Use in Logistics/
“There are a number of new trends in robotics,” says Dr. Henrik Christensen, director of Robotics at the Georgia Institute of Technology. “First of all, we see a spreading of use from big companies to smaller firms. Second, the new robotics have a greater degree of flexibility and can perform more complex tasks. Third, the lower prices of new entries into the robotics lines have made them accessible to all size firms. Finally, robotics have moved from the manufacturing floor to logistics and distribution supply settings.”
Dr. Christensen makes reference to the new robot, Baxter, being debuted by Rethink Robotics of Boston, Massachusetts, which is designed for easy use and can be put to work right out of the box with minimum setup. Baxter promises to revolutionize manufacturing and comes with an enticing price of $22,000 — versus $100,000–$300,000 for the typical industrial robot plus programming costs.
Rethink Robotics: Meet Baxter
Baxter comes pre-programmed to perform certain tasks such as sorting parts, but can be taught to load, unload, grasp, and perform other mundane tasks as well. The vision capability via cameras allows Baxter to learn tasks after being shown how to do them once. Closer to an Android than the typical robot, Baxter has two-arms and a head with facial expressions.
Dr. Christensen also notes that Kiva Systems LLC, of North Reading, Massachusetts, is revolutionizing the warehousing, distribution center, and fulfillment process with its robotic handling systems. Autonomous mobile robots and control software shorten cycle times, reduce labor requirements, and drive down costs. “Having an employee walk back and forth to get parts or packages is not very efficient.
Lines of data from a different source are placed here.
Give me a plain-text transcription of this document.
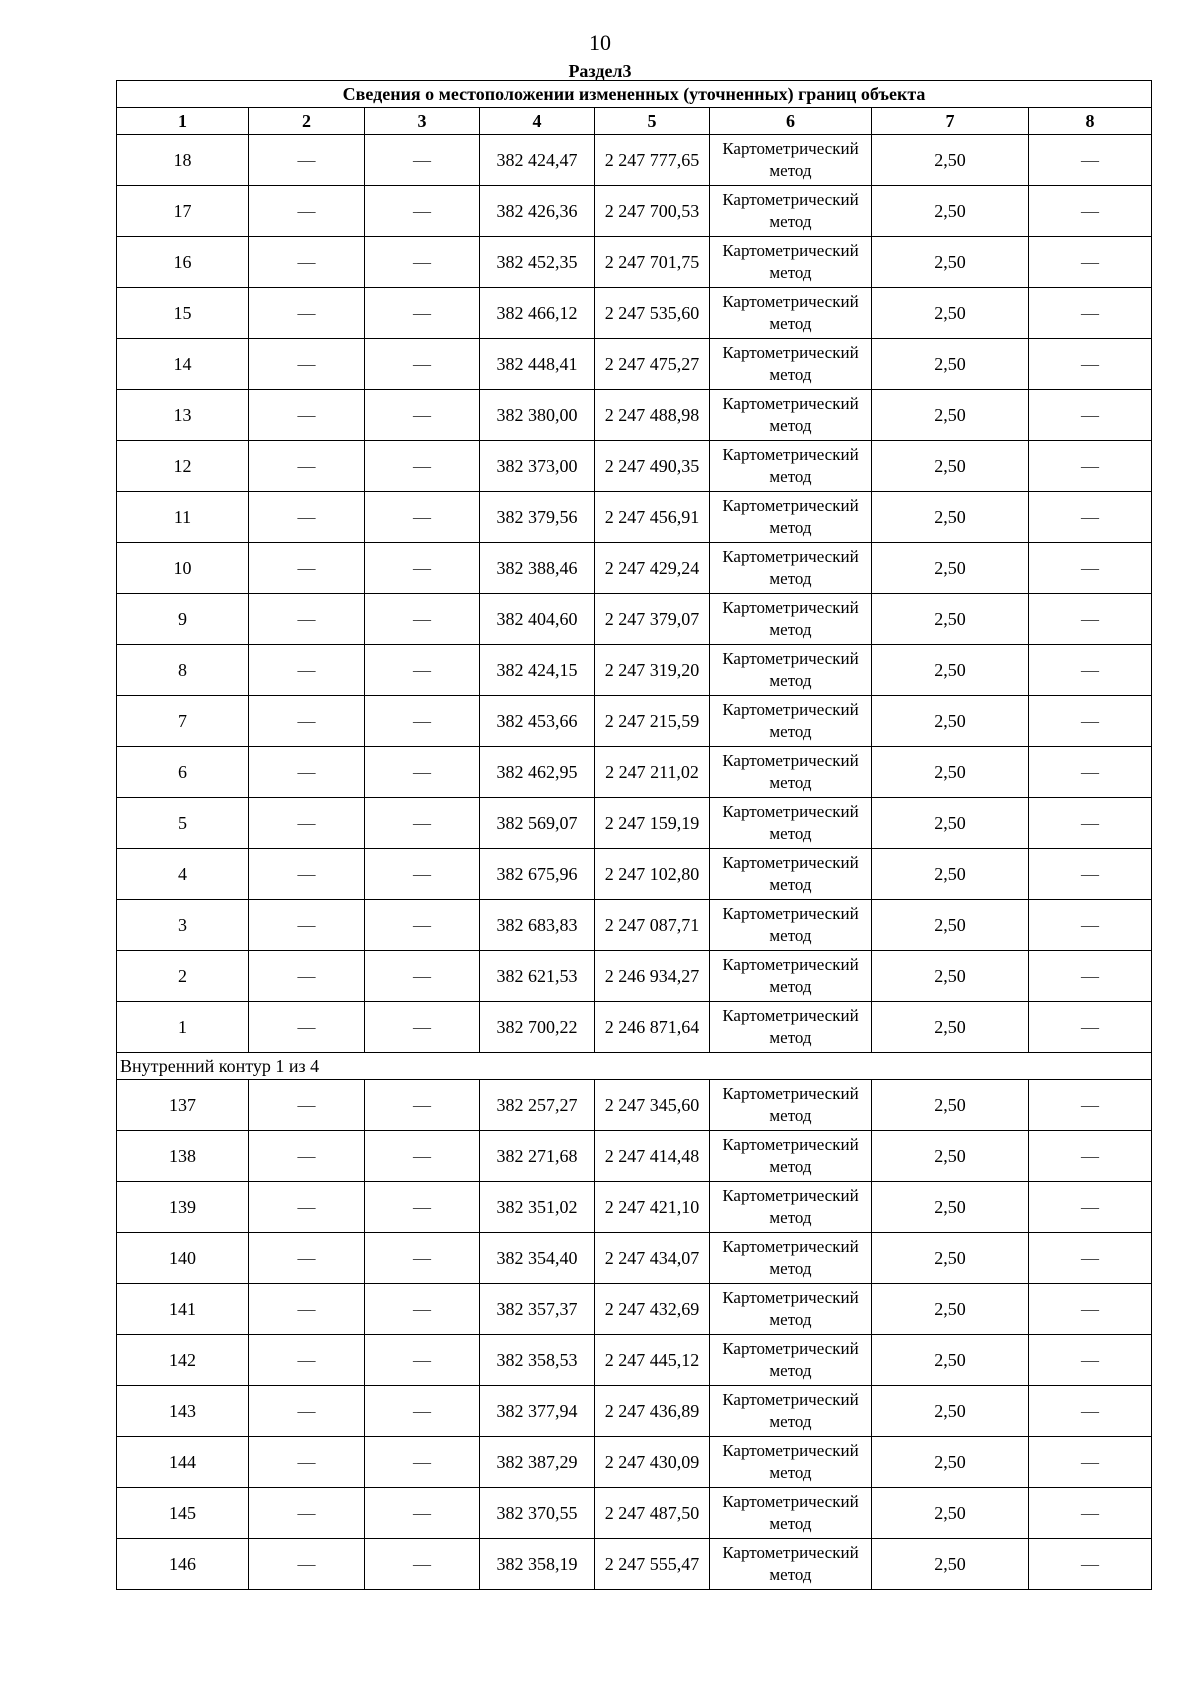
10
Раздел3
Сведения о местоположении измененных (уточненных) границ объекта							
1	2	3	4	5	6	7	8
18	—	—	382 424,47	2 247 777,65	Картометрический метод	2,50	—
17	—	—	382 426,36	2 247 700,53	Картометрический метод	2,50	—
16	—	—	382 452,35	2 247 701,75	Картометрический метод	2,50	—
15	—	—	382 466,12	2 247 535,60	Картометрический метод	2,50	—
14	—	—	382 448,41	2 247 475,27	Картометрический метод	2,50	—
13	—	—	382 380,00	2 247 488,98	Картометрический метод	2,50	—
12	—	—	382 373,00	2 247 490,35	Картометрический метод	2,50	—
11	—	—	382 379,56	2 247 456,91	Картометрический метод	2,50	—
10	—	—	382 388,46	2 247 429,24	Картометрический метод	2,50	—
9	—	—	382 404,60	2 247 379,07	Картометрический метод	2,50	—
8	—	—	382 424,15	2 247 319,20	Картометрический метод	2,50	—
7	—	—	382 453,66	2 247 215,59	Картометрический метод	2,50	—
6	—	—	382 462,95	2 247 211,02	Картометрический метод	2,50	—
5	—	—	382 569,07	2 247 159,19	Картометрический метод	2,50	—
4	—	—	382 675,96	2 247 102,80	Картометрический метод	2,50	—
3	—	—	382 683,83	2 247 087,71	Картометрический метод	2,50	—
2	—	—	382 621,53	2 246 934,27	Картометрический метод	2,50	—
1	—	—	382 700,22	2 246 871,64	Картометрический метод	2,50	—
Внутренний контур 1 из 4							
137	—	—	382 257,27	2 247 345,60	Картометрический метод	2,50	—
138	—	—	382 271,68	2 247 414,48	Картометрический метод	2,50	—
139	—	—	382 351,02	2 247 421,10	Картометрический метод	2,50	—
140	—	—	382 354,40	2 247 434,07	Картометрический метод	2,50	—
141	—	—	382 357,37	2 247 432,69	Картометрический метод	2,50	—
142	—	—	382 358,53	2 247 445,12	Картометрический метод	2,50	—
143	—	—	382 377,94	2 247 436,89	Картометрический метод	2,50	—
144	—	—	382 387,29	2 247 430,09	Картометрический метод	2,50	—
145	—	—	382 370,55	2 247 487,50	Картометрический метод	2,50	—
146	—	—	382 358,19	2 247 555,47	Картометрический метод	2,50	—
With the Kiva System, a single employee can control multiple robots that retrieve the items desired, stack them on pallets, and shrink wrap the pallets — all without heavy lifting by humans,” explains Dr. Christensen.
Layouts and More
“This also impacts facility layout and requirements,” Dr. Christensen adds. “For example, robots can travel down narrower aisles and reach higher than humans or humans with forklifts, thus reducing the footprint needed for warehousing and facilities cost. You can build up rather than out.”
Dr. Christensen’s predicts an enormous amount of growth in robotics in the next few years. “The lower price-points mean any company will be able to afford the advantages of robotics. They help optimize the system with 24/7 operation, incur less downtime, and eliminate errors.”
Even venture capitalists are getting into the action. This past June, Russian Dmitry Grishin launched Grishin Robotics, New York City’s first venture capital firm strictly devoted to the mass market of personal robotics. The strategy revolves around the scenario where robots not only appear on the factory floor, but also in the executive suite and home.
The nation’s education system is gearing up for the robotics revolution too. “We work closely with schools to make sure the students’ experience is as close to the actual workplace as possible,” says Lincoln Electric’s Percio. “Our creative engineering team developed a folding welding envelope so it can enter a classroom for instructional purposes. Our 3-D virtual reality welding simulator used in schools gives the student a real-time, hands-on experience as close to the actual robotic work as possible.”
Robotics point to the future, but savvy companies are finding ways to leverage the revolution now.